The one that is not expected to show isomerism is:

First we write the four species once more so that we can examine them calmly:

$$[Ni(NH_3)_4(H_2O)_2]^{2+},\;\;[Ni(en)_3]^{2+},\;\;[Ni(NH_3)_2Cl_2],\;\;[Pt(NH_3)_2Cl_2]$$

All the metal ions are in the $$+2$$ oxidation state, so the electronic configurations are $$Ni^{2+}\;(3d^8)$$ and $$Pt^{2+}\;(5d^8)$$. Complexes of $$d^8$$ ions are usually square-planar when the ligands are of moderate or strong field strength and tetrahedral when the field is weak. With this background we now analyse each option one by one.

We have a useful fact: an octahedral complex of the form $$MA_4B_2$$ always gives two geometrical isomers (cis and trans), while a square-planar complex of the form $$MA_2B_2$$ also gives two geometrical isomers. On the other hand a tetrahedral complex of the form $$MA_2B_2$$ gives only one arrangement, because in a tetrahedron every position is equivalent to every other position by rotation.

Now let us consider each complex.

For $$[Ni(NH_3)_4(H_2O)_2]^{2+}$$ the coordination number is $$6$$, so the geometry is octahedral. The formula type is $$MA_4B_2$$ (four $$NH_3$$ and two $$H_2O$$). Using the rule quoted above, the complex can exist as a cis and a trans form, so geometrical isomerism is expected.

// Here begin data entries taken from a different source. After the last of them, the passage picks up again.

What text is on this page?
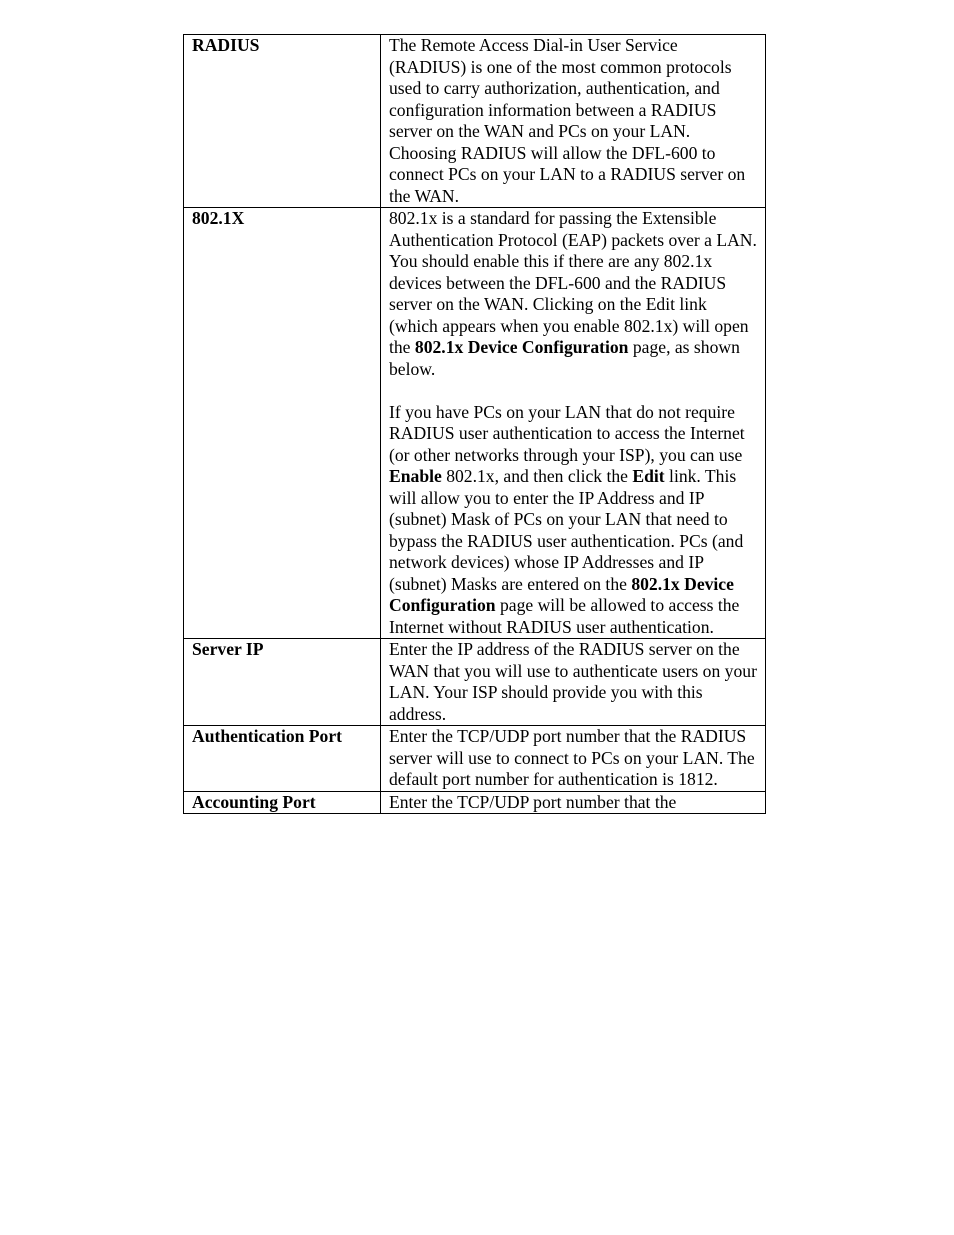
RADIUS	The Remote Access Dial-in User Service (RADIUS) is one of the most common protocols used to carry authorization, authentication, and configuration information between a RADIUS server on the WAN and PCs on your LAN. Choosing RADIUS will allow the DFL-600 to connect PCs on your LAN to a RADIUS server on the WAN.

802.1X	802.1x is a standard for passing the Extensible Authentication Protocol (EAP) packets over a LAN. You should enable this if there are any 802.1x devices between the DFL-600 and the RADIUS server on the WAN. Clicking on the Edit link (which appears when you enable 802.1x) will open the 802.1x Device Configuration page, as shown below.

If you have PCs on your LAN that do not require RADIUS user authentication to access the Internet (or other networks through your ISP), you can use Enable 802.1x, and then click the Edit link. This will allow you to enter the IP Address and IP (subnet) Mask of PCs on your LAN that need to bypass the RADIUS user authentication. PCs (and network devices) whose IP Addresses and IP (subnet) Masks are entered on the 802.1x Device Configuration page will be allowed to access the Internet without RADIUS user authentication.

Server IP	Enter the IP address of the RADIUS server on the WAN that you will use to authenticate users on your LAN. Your ISP should provide you with this address.

Authentication Port	Enter the TCP/UDP port number that the RADIUS server will use to connect to PCs on your LAN. The default port number for authentication is 1812.

Accounting Port	Enter the TCP/UDP port number that the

For $$[Ni(en)_3]^{2+}$$ the metal is again octahedral, but all three ligands are identical bidentate ligands $$(en=\;H_2N-CH_2-CH_2-NH_2)$$. An octahedral complex containing three bidentate ligands of the same type is well known to be chiral; the two mirror-image forms are called $$\Delta$$ and $$\Lambda$$ isomers. Hence this complex shows optical isomerism.

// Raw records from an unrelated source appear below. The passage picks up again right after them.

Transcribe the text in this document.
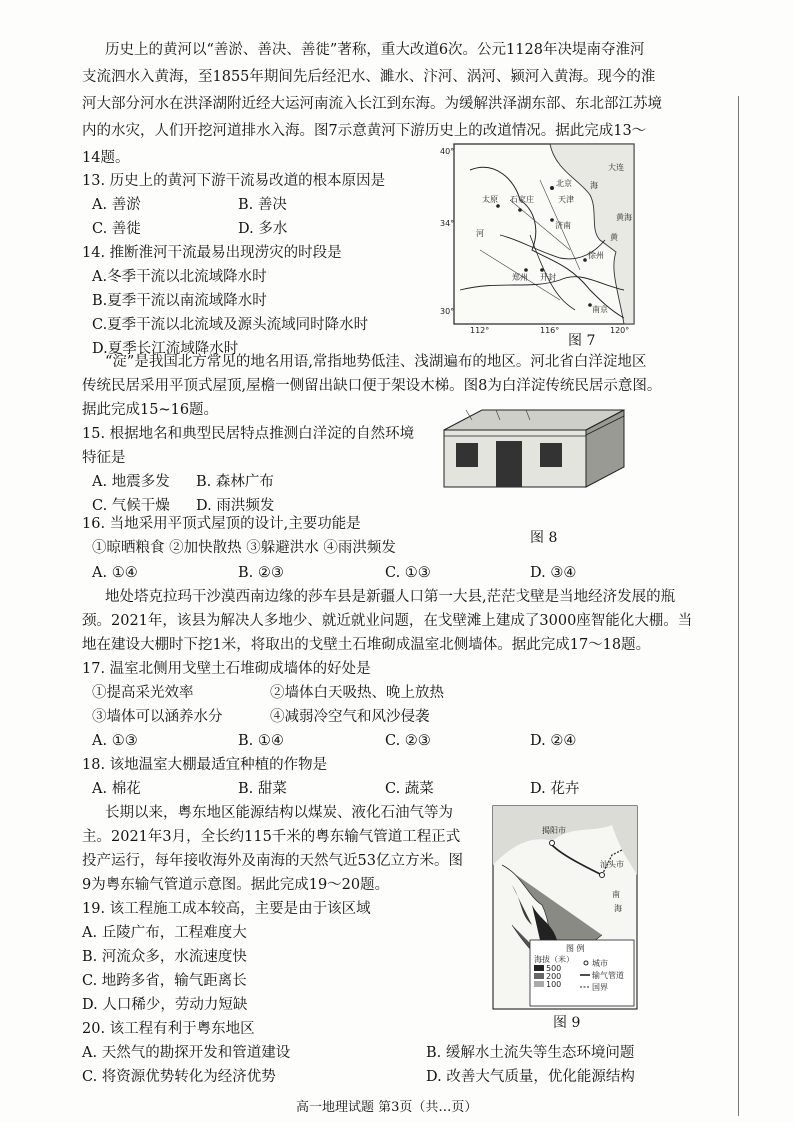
历史上的黄河以“善淤、善决、善徙”著称，重大改道6次。公元1128年决堤南夺淮河
支流泗水入黄海，至1855年期间先后经汜水、濉水、汴河、涡河、颍河入黄海。现今的淮
河大部分河水在洪泽湖附近经大运河南流入长江到东海。为缓解洪泽湖东部、东北部江苏境
内的水灾，人们开挖河道排水入海。图7示意黄河下游历史上的改道情况。据此完成13～
14题。
13. 历史上的黄河下游干流易改道的根本原因是
A. 善淤	B. 善决
C. 善徙	D. 多水
14. 推断淮河干流最易出现涝灾的时段是
A.冬季干流以北流域降水时
B.夏季干流以南流域降水时
C.夏季干流以北流域及源头流域同时降水时
D.夏季长江流域降水时
北京
天津
太原 石家庄
济南
郑州 开封
徐州
南京
大连
黄
海
河
黄海
40°
34°
30°
112°	116°	120°
图 7
“淀”是我国北方常见的地名用语,常指地势低洼、浅湖遍布的地区。河北省白洋淀地区
传统民居采用平顶式屋顶,屋檐一侧留出缺口便于架设木梯。图8为白洋淀传统民居示意图。
据此完成15~16题。
15. 根据地名和典型民居特点推测白洋淀的自然环境
特征是
A. 地震多发 B. 森林广布
C. 气候干燥 D. 雨洪频发
图 8
16. 当地采用平顶式屋顶的设计,主要功能是
①晾晒粮食 ②加快散热 ③躲避洪水 ④雨洪频发
A. ①④	B. ②③	C. ①③	D. ③④
地处塔克拉玛干沙漠西南边缘的莎车县是新疆人口第一大县,茫茫戈壁是当地经济发展的瓶
颈。2021年，该县为解决人多地少、就近就业问题，在戈壁滩上建成了3000座智能化大棚。当
地在建设大棚时下挖1米，将取出的戈壁土石堆砌成温室北侧墙体。据此完成17～18题。
17. 温室北侧用戈壁土石堆砌成墙体的好处是
①提高采光效率	②墙体白天吸热、晚上放热
③墙体可以涵养水分	④减弱冷空气和风沙侵袭
A. ①③	B. ①④	C. ②③	D. ②④
18. 该地温室大棚最适宜种植的作物是
A. 棉花	B. 甜菜	C. 蔬菜	D. 花卉
长期以来，粤东地区能源结构以煤炭、液化石油气等为
主。2021年3月，全长约115千米的粤东输气管道工程正式
投产运行，每年接收海外及南海的天然气近53亿立方米。图
9为粤东输气管道示意图。据此完成19～20题。
19. 该工程施工成本较高，主要是由于该区域
A. 丘陵广布，工程难度大
B. 河流众多，水流速度快
C. 地跨多省，输气距离长
D. 人口稀少，劳动力短缺
揭阳市
汕头市
南
海
图 例
海拔（米）
500
200
100
城市
输气管道
国界
图 9
20. 该工程有利于粤东地区
A. 天然气的勘探开发和管道建设	B. 缓解水土流失等生态环境问题
C. 将资源优势转化为经济优势	D. 改善大气质量，优化能源结构
高一地理试题 第3页（共…页）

For $$[Pt(NH_3)_2Cl_2]$$ the metal $$Pt^{2+}$$ is almost always square-planar because the $$5d$$ orbitals experience a strong ligand field. The coordination number is $$4$$ and the formula type is $$MA_2B_2$$, so two geometrical isomers (cis and trans) are possible. Indeed, the cis isomer is the famous anti-cancer drug “cis-platin”.

Finally we reach $$[Ni(NH_3)_2Cl_2]$$. Here the ligands $$NH_3$$ (moderate field) and $$Cl^-$$ (weak field) do not force $$Ni^{2+}$$ into the square-planar arrangement; instead the ion usually adopts the tetrahedral geometry because that costs less pairing energy for a $$3d^8$$ metal with such ligands. The coordination number is $$4$$ and the tetrahedral formula type is again $$MA_2B_2$$. As stated earlier, in a tetrahedral complex every vertex is equivalent by simple rotation, so only one spatial arrangement is possible. There is therefore no geometrical or optical isomerism expected for this complex.

Putting all the observations together:

$$[Ni(NH_3)_4(H_2O)_2]^{2+}$$ → shows cis/trans geometrical isomerism.

$$[Ni(en)_3]^{2+}$$ → shows optical isomerism ($$\Delta,\;\Lambda$$).

$$[Pt(NH_3)_2Cl_2]$$ → shows cis/trans geometrical isomerism.

$$[Ni(NH_3)_2Cl_2]$$ → does not show any isomerism.

Hence, the correct answer is Option C.